Economic globalization has many enemies, yet the sorts of changes that we have seen in recent years are helping to pull people out of absolute poverty, especially in Asia, and not just in India and China, at a faster rate than at any time in recorded history. Globalization is still a partial phenomenon: there is no open market in international labor and there are still many restricted markets in agricultural products. Given the sheer significance of agriculture in the developing world, changes in the way in which international trade is conducted in agricultural products are capable of having a huge impact on rural living standards in such countries. Multilateral trade negotiations are the basis for trade expansion in the post-World War II world, assisted by the most-favored nation clause. Such negotiations are not easy. Agriculture in many countries is a highly protected sector. There are vested interests with respect to agricultural outputs and to farm inputs, not only in the European Union but in the United States and it would seem also India. If developed market economies (DMEs) and those that live in them are serious about raising the living standards of poor rural people in the developing countries, domestic change in DMEs is essential.
The suspension of the Doha talks at the end of July was described by the Economist newspaper as ‘senseless and shortsighted’. At the end of June the Vienna Summit Declaration looked as if it was sending a message to the Doha negotiators (see the weblog ‘Don’t forget about Doha’) reinforcing the significance of Doha and of freer trade in agricultural produce. By the end of July, the Economist was reporting the suspension of the talks. If the Vienna Summit did send a message, the negotiators (the ‘trade ministers’ mentioned in the Declaration) were not listening. The Economist fears that the break down is in fact a challenge to the whole idea of multilateralism in trade negotiations.

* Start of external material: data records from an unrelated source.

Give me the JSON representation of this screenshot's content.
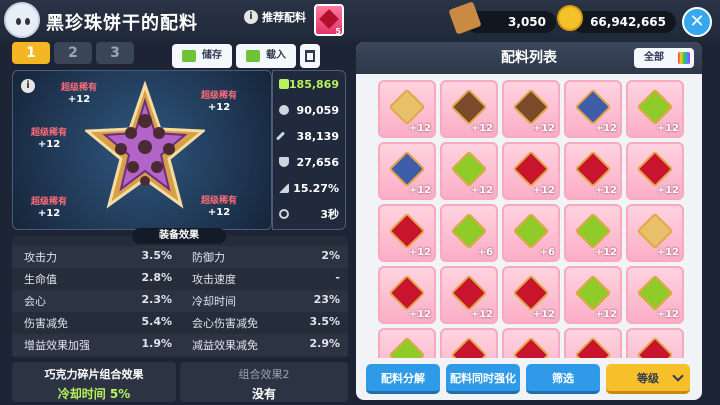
{
  "header": {
    "title": "黑珍珠饼干的配料",
    "recommend_label": "推荐配料",
    "recommend_count": "5",
    "currency1": "3,050",
    "currency2": "66,942,665"
  },
  "tabs": [
    "1",
    "2",
    "3"
  ],
  "slot_actions": {
    "save": "储存",
    "load": "载入"
  },
  "rarity_labels": [
    {
      "label": "超级稀有",
      "plus": "+12"
    },
    {
      "label": "超级稀有",
      "plus": "+12"
    },
    {
      "label": "超级稀有",
      "plus": "+12"
    },
    {
      "label": "超级稀有",
      "plus": "+12"
    },
    {
      "label": "超级稀有",
      "plus": "+12"
    }
  ],
  "stats": [
    {
      "icon": "power-icon",
      "value": "185,869"
    },
    {
      "icon": "heart-icon",
      "value": "90,059"
    },
    {
      "icon": "sword-icon",
      "value": "38,139"
    },
    {
      "icon": "shield-icon",
      "value": "27,656"
    },
    {
      "icon": "crit-icon",
      "value": "15.27%"
    },
    {
      "icon": "timer-icon",
      "value": "3秒"
    }
  ],
  "effects": {
    "title": "装备效果",
    "rows": [
      [
        {
          "k": "攻击力",
          "v": "3.5%"
        },
        {
          "k": "防御力",
          "v": "2%"
        }
      ],
      [
        {
          "k": "生命值",
          "v": "2.8%"
        },
        {
          "k": "攻击速度",
          "v": "-"
        }
      ],
      [
        {
          "k": "会心",
          "v": "2.3%"
        },
        {
          "k": "冷却时间",
          "v": "23%"
        }
      ],
      [
        {
          "k": "伤害减免",
          "v": "5.4%"
        },
        {
          "k": "会心伤害减免",
          "v": "3.5%"
        }
      ],
      [
        {
          "k": "增益效果加强",
          "v": "1.9%"
        },
        {
          "k": "减益效果减免",
          "v": "2.9%"
        }
      ]
    ]
  },
  "combo1": {
    "title": "巧克力碎片组合效果",
    "value": "冷却时间 5%"
  },
  "combo2": {
    "title": "组合效果2",
    "value": "没有"
  },
  "list": {
    "title": "配料列表",
    "filter": "全部",
    "cards": [
      {
        "gem": "cream",
        "lv": "+12"
      },
      {
        "gem": "choco",
        "lv": "+12"
      },
      {
        "gem": "choco",
        "lv": "+12"
      },
      {
        "gem": "blue",
        "lv": "+12"
      },
      {
        "gem": "lime",
        "lv": "+12"
      },
      {
        "gem": "blue",
        "lv": "+12"
      },
      {
        "gem": "lime",
        "lv": "+12"
      },
      {
        "gem": "berry",
        "lv": "+12"
      },
      {
        "gem": "berry",
        "lv": "+12"
      },
      {
        "gem": "berry",
        "lv": "+12"
      },
      {
        "gem": "berry",
        "lv": "+12"
      },
      {
        "gem": "lime",
        "lv": "+6"
      },
      {
        "gem": "lime",
        "lv": "+6"
      },
      {
        "gem": "lime",
        "lv": "+12"
      },
      {
        "gem": "cream",
        "lv": "+12"
      },
      {
        "gem": "berry",
        "lv": "+12"
      },
      {
        "gem": "berry",
        "lv": "+12"
      },
      {
        "gem": "berry",
        "lv": "+12"
      },
      {
        "gem": "lime",
        "lv": "+12"
      },
      {
        "gem": "lime",
        "lv": "+12"
      },
      {
        "gem": "lime",
        "lv": ""
      },
      {
        "gem": "berry",
        "lv": ""
      },
      {
        "gem": "berry",
        "lv": ""
      },
      {
        "gem": "berry",
        "lv": ""
      },
      {
        "gem": "berry",
        "lv": ""
      }
    ]
  },
  "buttons": {
    "dismantle": "配料分解",
    "enhance": "配料同时强化",
    "filter": "筛选",
    "sort": "等级"
  }
}
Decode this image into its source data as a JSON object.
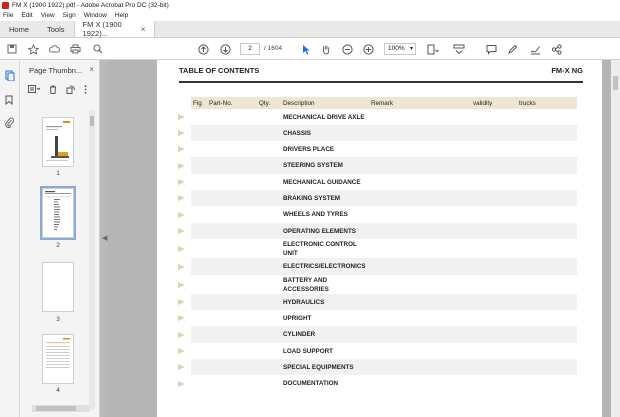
{
  "window": {
    "title": "FM X (1900 1922).pdf - Adobe Acrobat Pro DC (32-bit)"
  },
  "menu": [
    "File",
    "Edit",
    "View",
    "Sign",
    "Window",
    "Help"
  ],
  "tabs": {
    "home": "Home",
    "tools": "Tools",
    "doc": "FM X (1900 1922)...",
    "close": "×"
  },
  "toolbar": {
    "page_current": "2",
    "page_total": "/ 1604",
    "zoom": "100%"
  },
  "thumbnails": {
    "title": "Page Thumbn...",
    "close": "×",
    "pages": [
      "1",
      "2",
      "3",
      "4"
    ],
    "selected": "2"
  },
  "document": {
    "title": "TABLE OF CONTENTS",
    "model": "FM-X NG",
    "columns": [
      "Fig",
      "Part-No.",
      "Qty.",
      "Description",
      "Remark",
      "validity",
      "trucks"
    ],
    "rows": [
      "MECHANICAL DRIVE AXLE",
      "CHASSIS",
      "DRIVERS PLACE",
      "STEERING SYSTEM",
      "MECHANICAL GUIDANCE",
      "BRAKING SYSTEM",
      "WHEELS AND TYRES",
      "OPERATING ELEMENTS",
      "ELECTRONIC CONTROL UNIT",
      "ELECTRICS/ELECTRONICS",
      "BATTERY AND ACCESSORIES",
      "HYDRAULICS",
      "UPRIGHT",
      "CYLINDER",
      "LOAD SUPPORT",
      "SPECIAL EQUIPMENTS",
      "DOCUMENTATION"
    ]
  },
  "colors": {
    "header_band": "#efe5d3",
    "arrow": "#ded1b4",
    "selection": "#8aa9d6"
  }
}
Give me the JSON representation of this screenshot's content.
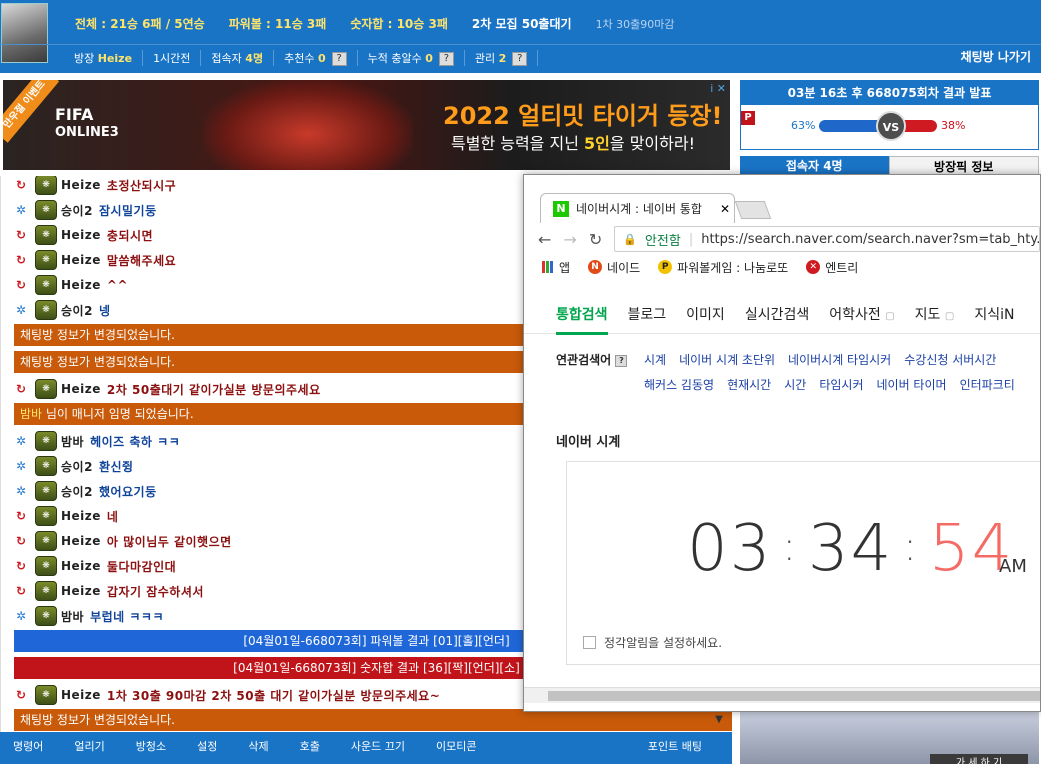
{
  "header": {
    "stats": {
      "total": "전체 : 21승 6패 / 5연승",
      "powerball": "파워볼 : 11승 3패",
      "number": "숫자합 : 10승 3패",
      "recruit": "2차 모집 50출대기",
      "deadline": "1차 30출90마감"
    },
    "room": {
      "host_label": "방장",
      "host_name": "Heize",
      "time": "1시간전",
      "users_label": "접속자",
      "users": "4명",
      "recommend_label": "추천수",
      "recommend": "0",
      "cumulative_label": "누적 충알수",
      "cumulative": "0",
      "manage_label": "관리",
      "manage": "2",
      "help": "?",
      "exit": "채팅방 나가기"
    }
  },
  "ad": {
    "ribbon": "만우절 이벤트",
    "brand1": "FIFA",
    "brand2": "ONLINE3",
    "title": "2022 얼티밋 타이거 등장!",
    "sub_pre": "특별한 능력을 지닌 ",
    "sub_hl": "5인",
    "sub_post": "을 맞이하라!",
    "badge": "i ✕"
  },
  "result": {
    "head": "03분 16초 후 668075회차 결과 발표",
    "flag": "P",
    "left_pct": "63%",
    "right_pct": "38%",
    "vs": "VS"
  },
  "side_tabs": {
    "users": "접속자 4명",
    "info": "방장픽 정보"
  },
  "chat": [
    {
      "type": "msg",
      "icon": "r",
      "nick": "Heize",
      "text": "초정산되시구",
      "color": "red"
    },
    {
      "type": "msg",
      "icon": "b",
      "nick": "승이2",
      "text": "잠시밀기둥",
      "color": "blue"
    },
    {
      "type": "msg",
      "icon": "r",
      "nick": "Heize",
      "text": "충되시면",
      "color": "red"
    },
    {
      "type": "msg",
      "icon": "r",
      "nick": "Heize",
      "text": "말씀해주세요",
      "color": "red"
    },
    {
      "type": "msg",
      "icon": "r",
      "nick": "Heize",
      "text": "^^",
      "color": "red"
    },
    {
      "type": "msg",
      "icon": "b",
      "nick": "승이2",
      "text": "넹",
      "color": "blue"
    },
    {
      "type": "bar",
      "style": "orange",
      "text": "채팅방 정보가 변경되었습니다."
    },
    {
      "type": "bar",
      "style": "orange",
      "text": "채팅방 정보가 변경되었습니다."
    },
    {
      "type": "msg",
      "icon": "r",
      "nick": "Heize",
      "text": "2차 50출대기 같이가실분 방문의주세요",
      "color": "red"
    },
    {
      "type": "bar",
      "style": "orange",
      "hl": "밤바",
      "text": " 님이 매니저 임명 되었습니다."
    },
    {
      "type": "msg",
      "icon": "b",
      "nick": "밤바",
      "text": "헤이즈 축하 ㅋㅋ",
      "color": "blue"
    },
    {
      "type": "msg",
      "icon": "b",
      "nick": "승이2",
      "text": "환신쥥",
      "color": "blue"
    },
    {
      "type": "msg",
      "icon": "b",
      "nick": "승이2",
      "text": "했어요기둥",
      "color": "blue"
    },
    {
      "type": "msg",
      "icon": "r",
      "nick": "Heize",
      "text": "네",
      "color": "red"
    },
    {
      "type": "msg",
      "icon": "r",
      "nick": "Heize",
      "text": "아 많이님두 같이햇으면",
      "color": "red"
    },
    {
      "type": "msg",
      "icon": "r",
      "nick": "Heize",
      "text": "둘다마감인대",
      "color": "red"
    },
    {
      "type": "msg",
      "icon": "r",
      "nick": "Heize",
      "text": "갑자기 잠수하셔서",
      "color": "red"
    },
    {
      "type": "msg",
      "icon": "b",
      "nick": "밤바",
      "text": "부럽네 ㅋㅋㅋ",
      "color": "blue"
    },
    {
      "type": "bar",
      "style": "bluebar",
      "text": "[04월01일-668073회] 파워볼 결과 [01][홀][언더]"
    },
    {
      "type": "bar",
      "style": "redbar",
      "text": "[04월01일-668073회] 숫자합 결과 [36][짝][언더][소]"
    },
    {
      "type": "msg",
      "icon": "r",
      "nick": "Heize",
      "text": "1차 30출 90마감 2차 50출 대기 같이가실분 방문의주세요~",
      "color": "red"
    },
    {
      "type": "bar",
      "style": "orange",
      "text": "채팅방 정보가 변경되었습니다."
    }
  ],
  "bottom": {
    "items": [
      "명령어",
      "얼리기",
      "방청소",
      "설정",
      "삭제",
      "호출",
      "사운드 끄기",
      "이모티콘"
    ],
    "point": "포인트 배팅"
  },
  "right_promo": {
    "join": "가 세 하 기"
  },
  "browser": {
    "tab_title": "네이버시계 : 네이버 통합",
    "tab_close": "✕",
    "secure": "안전함",
    "url": "https://search.naver.com/search.naver?sm=tab_hty.top",
    "bookmarks": [
      "앱",
      "네이드",
      "파워볼게임 : 나눔로또",
      "엔트리"
    ],
    "nav": [
      "통합검색",
      "블로그",
      "이미지",
      "실시간검색",
      "어학사전",
      "지도",
      "지식iN"
    ],
    "related_label": "연관검색어",
    "related_row1": [
      "시계",
      "네이버 시계 초단위",
      "네이버시계 타임시커",
      "수강신청 서버시간"
    ],
    "related_row2": [
      "해커스 김동영",
      "현재시간",
      "시간",
      "타임시커",
      "네이버 타이머",
      "인터파크티"
    ],
    "section": "네이버 시계",
    "clock": {
      "h": "03",
      "m": "34",
      "s": "54",
      "ampm": "AM"
    },
    "alarm": "정각알림을 설정하세요."
  }
}
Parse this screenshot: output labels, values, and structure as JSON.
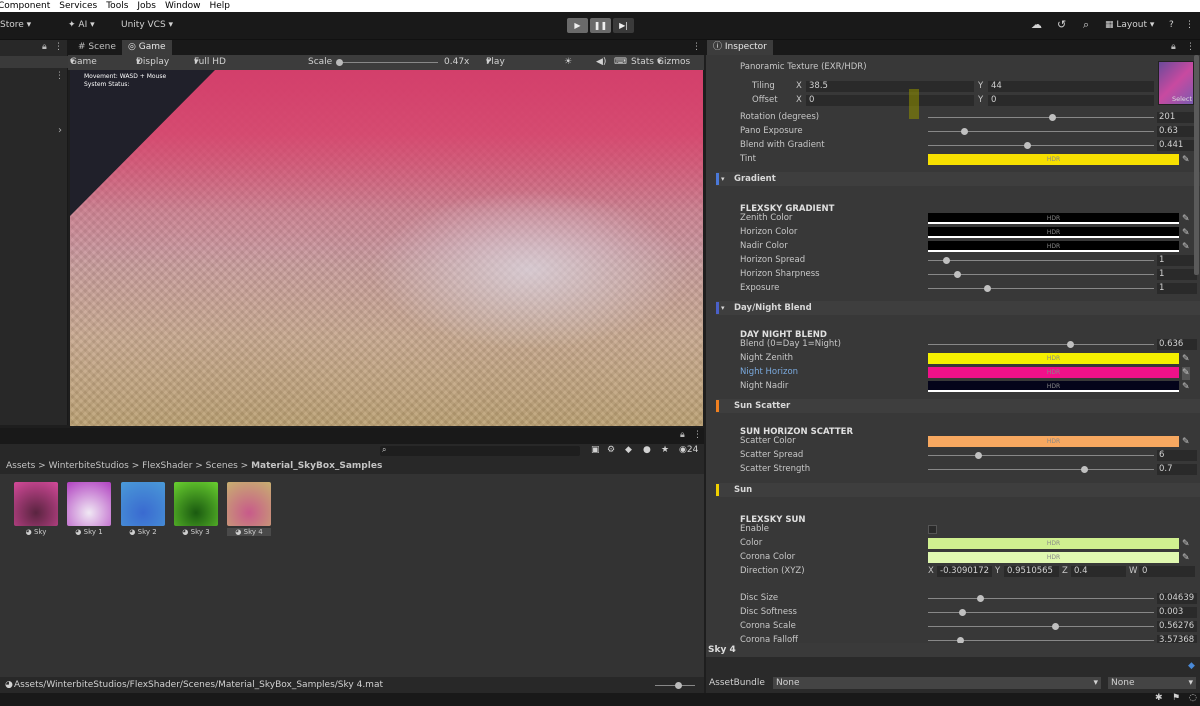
{
  "menu": [
    "Component",
    "Services",
    "Tools",
    "Jobs",
    "Window",
    "Help"
  ],
  "toolbar": {
    "store": "Store ▾",
    "ai": "AI ▾",
    "vcs": "Unity VCS ▾",
    "layout": "Layout ▾"
  },
  "tabs": {
    "scene": "Scene",
    "game": "Game",
    "inspector": "Inspector"
  },
  "gamebar": {
    "mode": "Game",
    "display": "Display 1",
    "resolution": "Full HD (1920x1080)",
    "scale_label": "Scale",
    "scale_value": "0.47x",
    "play_focused": "Play Focused",
    "stats": "Stats",
    "gizmos": "Gizmos"
  },
  "overlay": {
    "line1": "Movement: WASD + Mouse",
    "line2": "System Status:"
  },
  "project": {
    "breadcrumb": [
      "Assets",
      "WinterbiteStudios",
      "FlexShader",
      "Scenes",
      "Material_SkyBox_Samples"
    ],
    "count": "24",
    "assets": [
      {
        "name": "Sky",
        "c1": "#5a2440",
        "c2": "#d44a9a"
      },
      {
        "name": "Sky 1",
        "c1": "#f0e8f4",
        "c2": "#b040c0"
      },
      {
        "name": "Sky 2",
        "c1": "#3a6ad0",
        "c2": "#4a9ad8"
      },
      {
        "name": "Sky 3",
        "c1": "#1a5a10",
        "c2": "#6ad030"
      },
      {
        "name": "Sky 4",
        "c1": "#c85a8a",
        "c2": "#c8b070"
      }
    ],
    "status_path": "Assets/WinterbiteStudios/FlexShader/Scenes/Material_SkyBox_Samples/Sky 4.mat"
  },
  "inspector": {
    "pano_label": "Panoramic Texture (EXR/HDR)",
    "tiling_label": "Tiling",
    "tiling_x": "38.5",
    "tiling_y": "44",
    "offset_label": "Offset",
    "offset_x": "0",
    "offset_y": "0",
    "select": "Select",
    "rotation": {
      "label": "Rotation (degrees)",
      "value": "201",
      "pos": 0.55
    },
    "pano_exposure": {
      "label": "Pano Exposure",
      "value": "0.63",
      "pos": 0.16
    },
    "blend_gradient": {
      "label": "Blend with Gradient",
      "value": "0.441",
      "pos": 0.44
    },
    "tint_label": "Tint",
    "gradient_section": "Gradient",
    "gradient_hdr": "FLEXSKY GRADIENT",
    "zenith_label": "Zenith Color",
    "horizon_label": "Horizon Color",
    "nadir_label": "Nadir Color",
    "horizon_spread": {
      "label": "Horizon Spread",
      "value": "1",
      "pos": 0.08
    },
    "horizon_sharp": {
      "label": "Horizon Sharpness",
      "value": "1",
      "pos": 0.13
    },
    "exposure": {
      "label": "Exposure",
      "value": "1",
      "pos": 0.26
    },
    "daynight_section": "Day/Night Blend",
    "daynight_hdr": "DAY NIGHT BLEND",
    "blend_dn": {
      "label": "Blend (0=Day  1=Night)",
      "value": "0.636",
      "pos": 0.63
    },
    "night_zenith": "Night Zenith",
    "night_horizon": "Night Horizon",
    "night_nadir": "Night Nadir",
    "scatter_section": "Sun Scatter",
    "scatter_hdr": "SUN HORIZON SCATTER",
    "scatter_color": "Scatter Color",
    "scatter_spread": {
      "label": "Scatter Spread",
      "value": "6",
      "pos": 0.22
    },
    "scatter_strength": {
      "label": "Scatter Strength",
      "value": "0.7",
      "pos": 0.69
    },
    "sun_section": "Sun",
    "sun_hdr": "FLEXSKY SUN",
    "enable": "Enable",
    "color_label": "Color",
    "corona_label": "Corona Color",
    "direction_label": "Direction (XYZ)",
    "dir_x": "-0.3090172",
    "dir_y": "0.9510565",
    "dir_z": "0.4",
    "dir_w": "0",
    "disc_size": {
      "label": "Disc Size",
      "value": "0.04639",
      "pos": 0.23
    },
    "disc_soft": {
      "label": "Disc Softness",
      "value": "0.003",
      "pos": 0.15
    },
    "corona_scale": {
      "label": "Corona Scale",
      "value": "0.56276",
      "pos": 0.56
    },
    "corona_falloff": {
      "label": "Corona Falloff",
      "value": "3.57368",
      "pos": 0.14
    },
    "hdr": "HDR",
    "x": "X",
    "y": "Y",
    "z": "Z",
    "w": "W"
  },
  "footer": {
    "asset_name": "Sky 4",
    "bundle_label": "AssetBundle",
    "bundle_value": "None",
    "bundle_variant": "None"
  },
  "colors": {
    "tint": "#f7e000",
    "night_zenith": "#f5f000",
    "night_horizon": "#f0108a",
    "night_nadir": "#04041a",
    "scatter": "#f7a860",
    "sun_color": "#d0f090",
    "corona": "#e0f8b0",
    "section_gradient": "#4a78d8",
    "section_daynight": "#4a60c8",
    "section_scatter": "#f08020",
    "section_sun": "#f0d000"
  }
}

A significant opportunity to liberalize trade in agriculture and to shake up high-priced domestic producers in DMEs has been missed. The aim may well have been unrealistic but it was worth pursuing. There is no great popular constituency for agricultural change in DMEs. Doha’s suspension grabbed no headlines. Its possible outcomes in improving, through time, the lot of the rural people in the developing world are hard for the popular imagination to grasp. Those with a potential interest see the WTO as an organization without legitimacy. The Doha Round has been in trouble before. There does not appear to be a date set for the resumption of the talks. Who cares?